MEME Examples

The following examples use data files provided in this release of MEME. MEME writes its output to standard output, so you will want to redirect it to a file in order for use with the program MAST.

1) A simple DNA example:

$ meme crp0.s -dna -mod oops -pal > ex1

MEME looks for a single motif in the file crp0.s which contains DNA sequences in FASTA format. The OOPS model is used so MEME assumes that every sequence contains exactly one occurrence of the motif. The palindrome switch is given so motifs are tested to see if they are palindromes and reported as such if they are. MEME automatically chooses the best width for the motif in this example since no width was specified.

2) A fast DNA example:

$ meme crp0.s -dna -mod oops -pal -w 20 -noshorten > ex2

This example differs from example 1) in that MEME is told to only consider motifs of width 20. This causes MEME to execute about 10 times faster. The -w and -noshorten switches can also be used with protein datasets if the width of the motifs are known in advance.

3) A simple protein example:

$ meme lipocalin.s -mod oops -maxw 50 -nmotifs 2 > ex3

MEME searches for two motifs each of width less than or equal to 50. (Specifying -maxw 50 makes MEME run faster since it does not have to consider motifs longer than 50; otherwise motif widths of up to 173 would be considered with this particular dataset.) Each motif is assumed to occur in each of the sequences because the OOPS model is specified.

4) Another simple protein example:

$ meme farntrans5.s -mod tcm -maxw 50 -nmotifs 3 > ex4

MEME searches for three motifs of maximum width 50 using the TCM sequence model which allows each motif to have any number of occurrences in each sequence. This dataset contains motifs with multiple repeats in each sequence.

6) Annotating sequences with MEME motifs and searching for homologs in databases:

$ mast ex3 -d sprot31 -z 3

MAST searches a database (the Swiss-Prot version 31 database in this example), and indicates which sequences appear to contain the motifs and may be homologs of the sequence family in which MEME discovered the motifs. MAST uses a scoring function which combines individual log-odds scores for all the motifs. MAST produces:

  1. a histogram of ZSCORES
  2. a list of high-scoring sequences sorted by p-value
  3. motif schematic diagrams for high-scoring sequences
  4. the high-scoring sequences annotated with most likely motif positions and their scores.

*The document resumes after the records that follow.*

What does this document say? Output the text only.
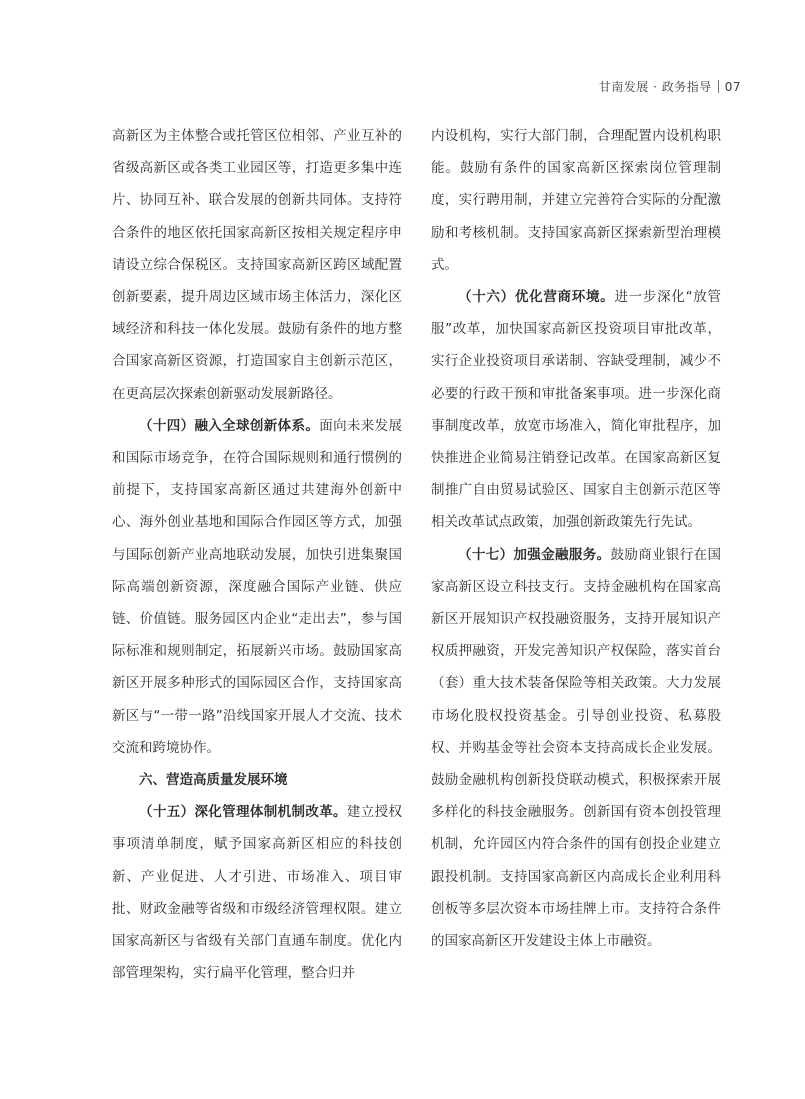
甘南发展 · 政务指导 07

高新区为主体整合或托管区位相邻、产业互补的省级高新区或各类工业园区等，打造更多集中连片、协同互补、联合发展的创新共同体。支持符合条件的地区依托国家高新区按相关规定程序申请设立综合保税区。支持国家高新区跨区域配置创新要素，提升周边区域市场主体活力，深化区域经济和科技一体化发展。鼓励有条件的地方整合国家高新区资源，打造国家自主创新示范区，在更高层次探索创新驱动发展新路径。

（十四）融入全球创新体系。面向未来发展和国际市场竞争，在符合国际规则和通行惯例的前提下，支持国家高新区通过共建海外创新中心、海外创业基地和国际合作园区等方式，加强与国际创新产业高地联动发展，加快引进集聚国际高端创新资源，深度融合国际产业链、供应链、价值链。服务园区内企业“走出去”，参与国际标准和规则制定，拓展新兴市场。鼓励国家高新区开展多种形式的国际园区合作，支持国家高新区与“一带一路”沿线国家开展人才交流、技术交流和跨境协作。

六、营造高质量发展环境

（十五）深化管理体制机制改革。建立授权事项清单制度，赋予国家高新区相应的科技创新、产业促进、人才引进、市场准入、项目审批、财政金融等省级和市级经济管理权限。建立国家高新区与省级有关部门直通车制度。优化内部管理架构，实行扁平化管理，整合归并

内设机构，实行大部门制，合理配置内设机构职能。鼓励有条件的国家高新区探索岗位管理制度，实行聘用制，并建立完善符合实际的分配激励和考核机制。支持国家高新区探索新型治理模式。

（十六）优化营商环境。进一步深化“放管服”改革，加快国家高新区投资项目审批改革，实行企业投资项目承诺制、容缺受理制，减少不必要的行政干预和审批备案事项。进一步深化商事制度改革，放宽市场准入，简化审批程序，加快推进企业简易注销登记改革。在国家高新区复制推广自由贸易试验区、国家自主创新示范区等相关改革试点政策，加强创新政策先行先试。

（十七）加强金融服务。鼓励商业银行在国家高新区设立科技支行。支持金融机构在国家高新区开展知识产权投融资服务，支持开展知识产权质押融资，开发完善知识产权保险，落实首台（套）重大技术装备保险等相关政策。大力发展市场化股权投资基金。引导创业投资、私募股权、并购基金等社会资本支持高成长企业发展。鼓励金融机构创新投贷联动模式，积极探索开展多样化的科技金融服务。创新国有资本创投管理机制，允许园区内符合条件的国有创投企业建立跟投机制。支持国家高新区内高成长企业利用科创板等多层次资本市场挂牌上市。支持符合条件的国家高新区开发建设主体上市融资。
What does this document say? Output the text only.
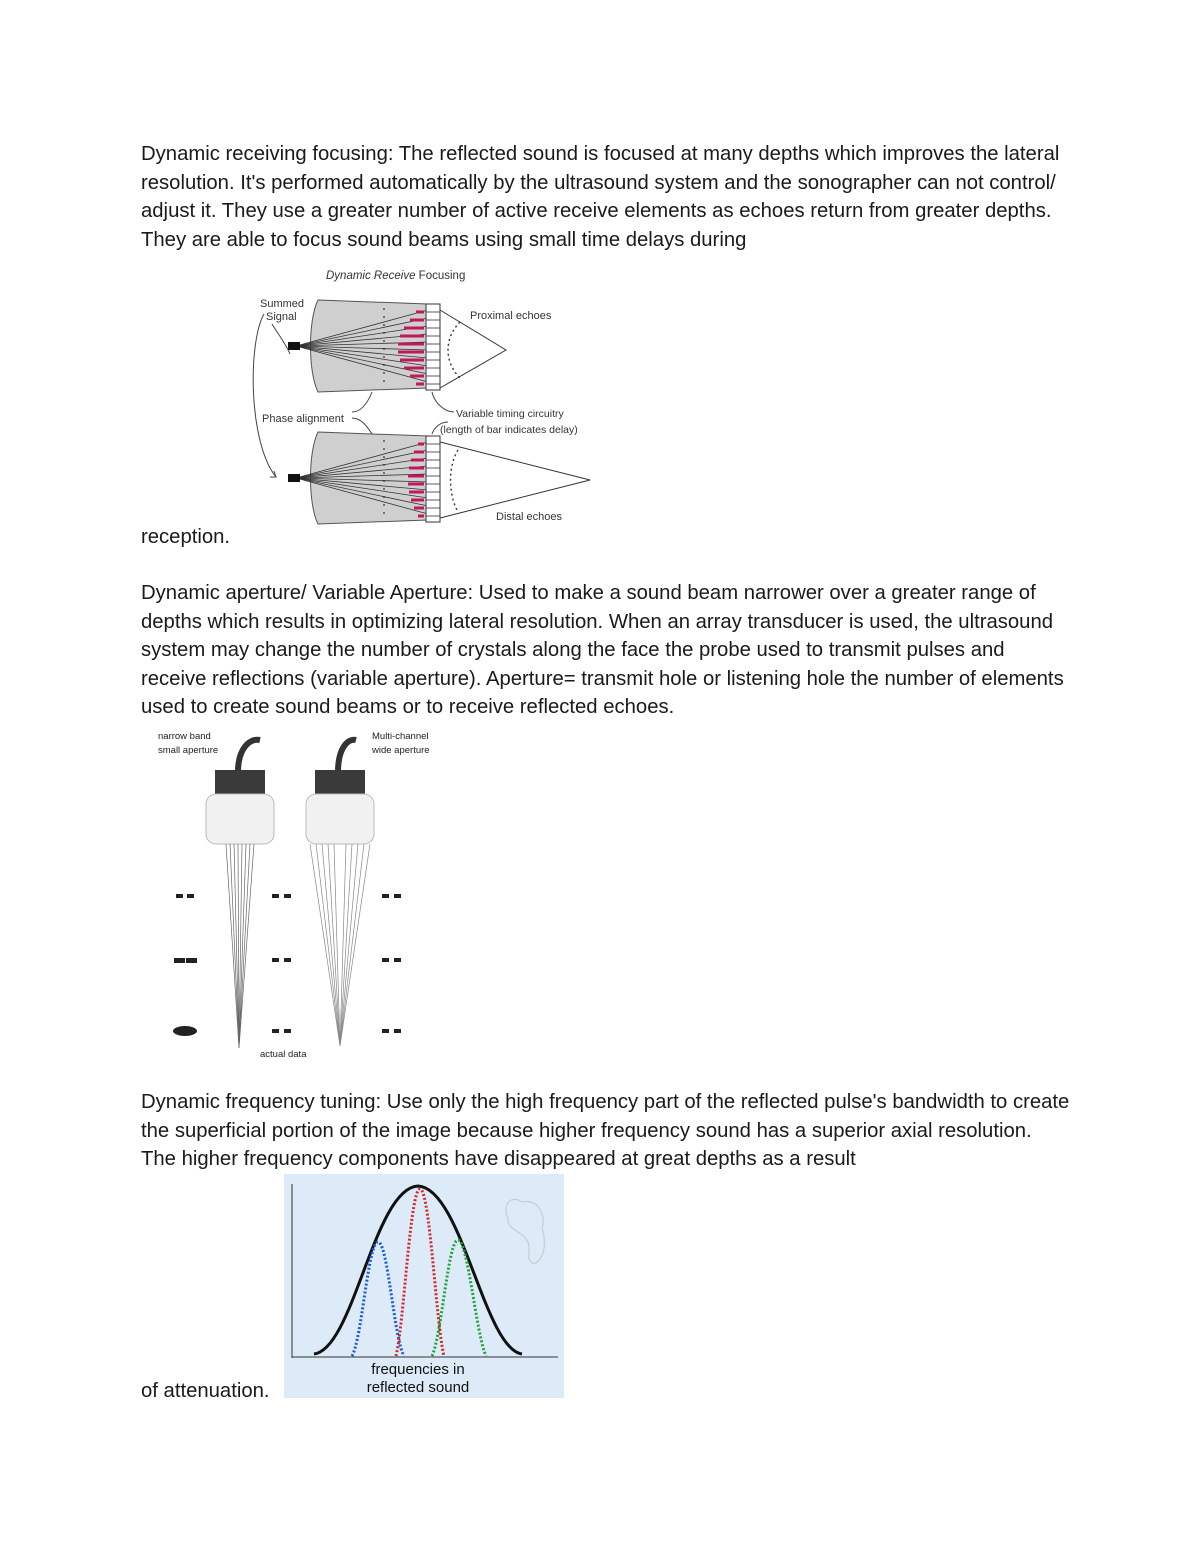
Dynamic receiving focusing: The reflected sound is focused at many depths which improves the lateral resolution. It's performed automatically by the ultrasound system and the sonographer can not control/ adjust it. They use a greater number of active receive elements as echoes return from greater depths. They are able to focus sound beams using small time delays during

Dynamic Receive Focusing
Summed
Signal
Phase alignment
Proximal echoes
Variable timing circuitry
(length of bar indicates delay)
Distal echoes

reception.

Dynamic aperture/ Variable Aperture: Used to make a sound beam narrower over a greater range of depths which results in optimizing lateral resolution. When an array transducer is used, the ultrasound system may change the number of crystals along the face the probe used to transmit pulses and receive reflections (variable aperture). Aperture= transmit hole or listening hole the number of elements used to create sound beams or to receive reflected echoes.

narrow band
small aperture
Multi-channel
wide aperture
actual data

Dynamic frequency tuning: Use only the high frequency part of the reflected pulse's bandwidth to create the superficial portion of the image because higher frequency sound has a superior axial resolution. The higher frequency components have disappeared at great depths as a result

frequencies in
reflected sound

of attenuation.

The MAXSUM score for a sequence is the sum of the single maximum score for each motif, regardless of whether it is over the threshold, and regardless of whether it would overlap the maximum-scoring position for another motif. ZSCORES are (MAXSUM - AVG)/SD where AVG and SD are calculated from the dataset being searched using motifnormal. Schematic diagrams and annotations are printed only for sequences with ZSCORES at least <zthresh>.

Block diagrams show the order and spacing of *non-overlapping* matches to the motifs in each high-scoring sequence. Motif matches (score >= threshold) are shown in brackets "[]", weak matches (0 <= score < threshold) are shown in angle brackets "<>", and the length of non-motif sequence ("spacer") is shown between dashes "-". For example,

27-[3]-44-<4>-99-[1]-7

shows an initial spacer of length 27, followed by a strong match to motif 3, a spacer of length 44, a strong match to motif 4, and so on.